The White House proposal on gun violence in schools would spend federal money to train school staffers to carry concealed weapons but would not raise the age limit for buying guns. Instead, a panel headed by Education Secretary Betsy DeVos would study the age issue as well as the effect of violent videogames on gun violence.
The White House announced a plan to reduce gun violence at schools that includes spending federal money on training school staffers to carry concealed weapons, but not President Trump’s earlier call to raise the age limit for buying guns, the Wall Street Journal reports. Instead, the plan creates a federal panel to study age restrictions and other potential changes in laws and to make recommendations later. The White House blueprint calls for “hardening our schools” by instituting security procedures comparable to those in airports, sports stadiums and government buildings. One way to do that, the White House said, is to use Justice Department grants to train school personnel to carry weapons “on a voluntary basis.”

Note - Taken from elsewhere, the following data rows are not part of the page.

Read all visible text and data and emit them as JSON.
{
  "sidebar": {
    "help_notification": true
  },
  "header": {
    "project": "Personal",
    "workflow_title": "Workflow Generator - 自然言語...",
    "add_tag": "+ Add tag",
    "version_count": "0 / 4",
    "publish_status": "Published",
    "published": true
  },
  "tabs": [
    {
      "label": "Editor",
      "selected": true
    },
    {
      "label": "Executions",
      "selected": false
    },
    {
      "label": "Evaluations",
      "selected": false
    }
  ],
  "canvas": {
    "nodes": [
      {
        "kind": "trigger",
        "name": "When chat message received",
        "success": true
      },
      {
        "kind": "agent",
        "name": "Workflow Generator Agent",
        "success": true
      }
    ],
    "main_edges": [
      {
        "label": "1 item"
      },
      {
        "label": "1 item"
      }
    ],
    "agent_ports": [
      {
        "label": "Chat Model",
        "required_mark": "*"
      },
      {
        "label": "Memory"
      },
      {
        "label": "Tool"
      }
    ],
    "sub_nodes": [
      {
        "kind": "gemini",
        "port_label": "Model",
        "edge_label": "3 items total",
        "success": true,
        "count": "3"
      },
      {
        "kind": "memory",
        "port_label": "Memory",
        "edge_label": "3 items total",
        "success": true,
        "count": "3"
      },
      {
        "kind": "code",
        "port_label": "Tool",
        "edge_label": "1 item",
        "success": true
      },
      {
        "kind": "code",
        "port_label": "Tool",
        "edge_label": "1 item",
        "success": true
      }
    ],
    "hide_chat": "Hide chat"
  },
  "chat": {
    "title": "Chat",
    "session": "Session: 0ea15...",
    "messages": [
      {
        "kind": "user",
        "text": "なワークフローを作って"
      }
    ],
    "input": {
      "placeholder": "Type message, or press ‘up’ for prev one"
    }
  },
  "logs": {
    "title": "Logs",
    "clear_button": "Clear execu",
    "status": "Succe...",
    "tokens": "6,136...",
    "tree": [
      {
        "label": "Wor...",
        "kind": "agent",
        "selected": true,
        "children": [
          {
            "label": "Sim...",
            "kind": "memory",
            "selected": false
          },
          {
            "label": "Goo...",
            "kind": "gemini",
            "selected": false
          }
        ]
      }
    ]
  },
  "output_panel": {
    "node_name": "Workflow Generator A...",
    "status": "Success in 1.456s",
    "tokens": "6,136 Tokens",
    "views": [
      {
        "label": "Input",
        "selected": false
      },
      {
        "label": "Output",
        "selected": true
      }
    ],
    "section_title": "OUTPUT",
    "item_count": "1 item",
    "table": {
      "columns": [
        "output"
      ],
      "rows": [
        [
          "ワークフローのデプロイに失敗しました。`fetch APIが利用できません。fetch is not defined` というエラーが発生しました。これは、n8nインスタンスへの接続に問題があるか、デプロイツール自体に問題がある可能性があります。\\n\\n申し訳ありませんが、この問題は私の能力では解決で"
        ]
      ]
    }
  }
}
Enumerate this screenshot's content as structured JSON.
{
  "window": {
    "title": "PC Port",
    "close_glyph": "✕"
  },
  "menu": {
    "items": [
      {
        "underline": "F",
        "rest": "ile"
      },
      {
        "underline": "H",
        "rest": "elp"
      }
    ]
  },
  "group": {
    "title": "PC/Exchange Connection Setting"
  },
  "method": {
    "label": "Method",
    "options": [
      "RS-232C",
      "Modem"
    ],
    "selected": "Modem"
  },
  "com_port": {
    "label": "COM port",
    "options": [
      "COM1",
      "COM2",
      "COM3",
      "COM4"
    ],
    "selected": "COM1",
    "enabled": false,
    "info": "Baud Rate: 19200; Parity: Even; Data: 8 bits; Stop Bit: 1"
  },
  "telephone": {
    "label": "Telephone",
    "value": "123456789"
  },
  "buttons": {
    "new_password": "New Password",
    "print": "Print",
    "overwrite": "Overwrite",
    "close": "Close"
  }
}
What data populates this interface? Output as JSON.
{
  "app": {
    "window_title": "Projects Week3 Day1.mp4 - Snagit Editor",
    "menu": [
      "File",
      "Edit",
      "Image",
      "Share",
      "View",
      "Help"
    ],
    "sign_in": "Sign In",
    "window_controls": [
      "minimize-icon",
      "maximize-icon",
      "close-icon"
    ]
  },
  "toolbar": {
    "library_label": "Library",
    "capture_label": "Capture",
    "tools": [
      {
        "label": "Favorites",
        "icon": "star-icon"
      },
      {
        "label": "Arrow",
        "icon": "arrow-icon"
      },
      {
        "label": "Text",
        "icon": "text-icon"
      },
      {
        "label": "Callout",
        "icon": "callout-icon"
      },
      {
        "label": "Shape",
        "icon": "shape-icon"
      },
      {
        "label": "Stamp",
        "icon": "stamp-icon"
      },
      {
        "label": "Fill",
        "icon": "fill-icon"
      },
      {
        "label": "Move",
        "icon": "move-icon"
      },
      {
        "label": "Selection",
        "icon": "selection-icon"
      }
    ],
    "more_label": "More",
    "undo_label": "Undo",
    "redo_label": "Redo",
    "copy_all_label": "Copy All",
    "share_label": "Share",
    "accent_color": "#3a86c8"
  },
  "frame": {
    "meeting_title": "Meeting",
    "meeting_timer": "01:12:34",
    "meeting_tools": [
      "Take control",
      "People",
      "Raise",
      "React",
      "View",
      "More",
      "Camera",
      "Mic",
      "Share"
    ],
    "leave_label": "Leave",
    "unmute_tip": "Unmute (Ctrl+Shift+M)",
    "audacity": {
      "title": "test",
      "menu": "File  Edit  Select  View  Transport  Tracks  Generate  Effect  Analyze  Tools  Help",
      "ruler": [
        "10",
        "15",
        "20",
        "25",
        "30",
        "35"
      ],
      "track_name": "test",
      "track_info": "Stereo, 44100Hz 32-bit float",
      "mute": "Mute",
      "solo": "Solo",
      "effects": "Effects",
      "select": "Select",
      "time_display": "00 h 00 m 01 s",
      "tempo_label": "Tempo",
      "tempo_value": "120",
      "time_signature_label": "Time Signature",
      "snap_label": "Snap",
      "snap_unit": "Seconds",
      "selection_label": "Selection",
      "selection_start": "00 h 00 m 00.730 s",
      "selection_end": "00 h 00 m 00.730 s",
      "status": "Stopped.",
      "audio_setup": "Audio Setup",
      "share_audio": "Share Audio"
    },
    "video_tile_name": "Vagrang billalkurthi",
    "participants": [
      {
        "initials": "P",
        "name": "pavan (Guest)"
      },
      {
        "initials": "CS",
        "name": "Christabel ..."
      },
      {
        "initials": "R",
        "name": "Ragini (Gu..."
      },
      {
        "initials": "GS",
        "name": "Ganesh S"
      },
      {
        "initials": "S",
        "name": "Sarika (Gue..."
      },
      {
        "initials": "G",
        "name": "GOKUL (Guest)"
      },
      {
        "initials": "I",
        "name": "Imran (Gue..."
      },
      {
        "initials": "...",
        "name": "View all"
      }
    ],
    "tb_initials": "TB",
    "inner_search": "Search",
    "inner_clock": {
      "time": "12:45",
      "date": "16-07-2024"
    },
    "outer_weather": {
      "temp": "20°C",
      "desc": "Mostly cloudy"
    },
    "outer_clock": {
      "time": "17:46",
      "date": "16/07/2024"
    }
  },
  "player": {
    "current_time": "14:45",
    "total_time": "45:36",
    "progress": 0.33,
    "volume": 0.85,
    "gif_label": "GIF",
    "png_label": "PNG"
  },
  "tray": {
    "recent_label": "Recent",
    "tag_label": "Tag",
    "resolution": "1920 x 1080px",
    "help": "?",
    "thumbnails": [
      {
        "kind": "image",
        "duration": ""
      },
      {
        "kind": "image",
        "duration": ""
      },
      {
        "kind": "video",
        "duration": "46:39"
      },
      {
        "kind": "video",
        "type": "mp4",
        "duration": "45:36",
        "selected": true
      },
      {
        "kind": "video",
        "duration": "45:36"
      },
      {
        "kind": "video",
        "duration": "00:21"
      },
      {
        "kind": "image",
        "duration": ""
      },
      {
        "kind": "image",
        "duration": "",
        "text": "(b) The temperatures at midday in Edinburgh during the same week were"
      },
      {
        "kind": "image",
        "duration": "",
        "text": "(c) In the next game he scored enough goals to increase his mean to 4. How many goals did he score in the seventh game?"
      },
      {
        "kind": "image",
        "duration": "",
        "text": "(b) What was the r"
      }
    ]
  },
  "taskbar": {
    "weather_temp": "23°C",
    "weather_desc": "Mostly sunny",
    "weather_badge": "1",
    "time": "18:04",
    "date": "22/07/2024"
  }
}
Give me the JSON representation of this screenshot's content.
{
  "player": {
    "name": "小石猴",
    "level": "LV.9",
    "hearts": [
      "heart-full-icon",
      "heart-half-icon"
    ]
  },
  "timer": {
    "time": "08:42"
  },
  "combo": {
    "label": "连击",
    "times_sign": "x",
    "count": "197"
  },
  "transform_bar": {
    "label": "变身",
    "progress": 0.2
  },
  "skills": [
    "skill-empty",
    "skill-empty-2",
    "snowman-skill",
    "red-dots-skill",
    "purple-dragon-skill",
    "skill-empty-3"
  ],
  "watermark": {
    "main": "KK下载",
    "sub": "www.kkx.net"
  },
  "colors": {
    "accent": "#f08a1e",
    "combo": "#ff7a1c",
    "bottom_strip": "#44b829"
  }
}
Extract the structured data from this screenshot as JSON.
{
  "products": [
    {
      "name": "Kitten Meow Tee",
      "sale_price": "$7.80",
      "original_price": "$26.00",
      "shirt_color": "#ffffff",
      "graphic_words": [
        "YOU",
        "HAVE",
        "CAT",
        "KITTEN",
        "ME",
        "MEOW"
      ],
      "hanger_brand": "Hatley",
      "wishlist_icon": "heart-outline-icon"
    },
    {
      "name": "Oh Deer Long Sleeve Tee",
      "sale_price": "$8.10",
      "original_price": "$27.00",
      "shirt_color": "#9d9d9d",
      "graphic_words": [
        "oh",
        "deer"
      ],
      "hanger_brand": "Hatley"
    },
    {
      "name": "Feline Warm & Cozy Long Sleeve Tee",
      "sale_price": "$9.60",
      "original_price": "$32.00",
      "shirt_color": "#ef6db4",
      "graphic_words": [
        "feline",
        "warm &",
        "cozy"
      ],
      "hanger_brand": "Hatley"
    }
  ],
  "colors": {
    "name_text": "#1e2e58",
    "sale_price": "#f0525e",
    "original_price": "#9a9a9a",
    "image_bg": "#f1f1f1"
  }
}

The White House also backs legislation by Sens. John Cornyn (R-TX) and Chris Murphy (D-CT) to improve background checks for gun purchases. Cornyn says he has the 60 votes necessary to pass the measure in the Senate. The Trump plan includes calling on states to allow police, with court approval, to remove firearms from people who are a threat to themselves or others, and to ban “bump stock” devices that allow some firearms to function as machine guns. The new commission, headed by Education Secretary Betsy DeVos, also will study the effects of violent video games and other entertainment and press coverage of mass shootings. “There’s no time to waste,” DeVos said. The commission was announced a day after Trump, in a Pennsylvania campaign rally, ridiculed similar panels that “meet and they have a meal and they talk … We can’t just keep setting up blue-ribbon committees.” Senate Minority Leader Chuck Schumer (D-NY) criticized the Trump proposal as “tiny baby steps” and said Democrats would press for expanded background checks, federal legislation on protection orders, and a ban on assault weapons.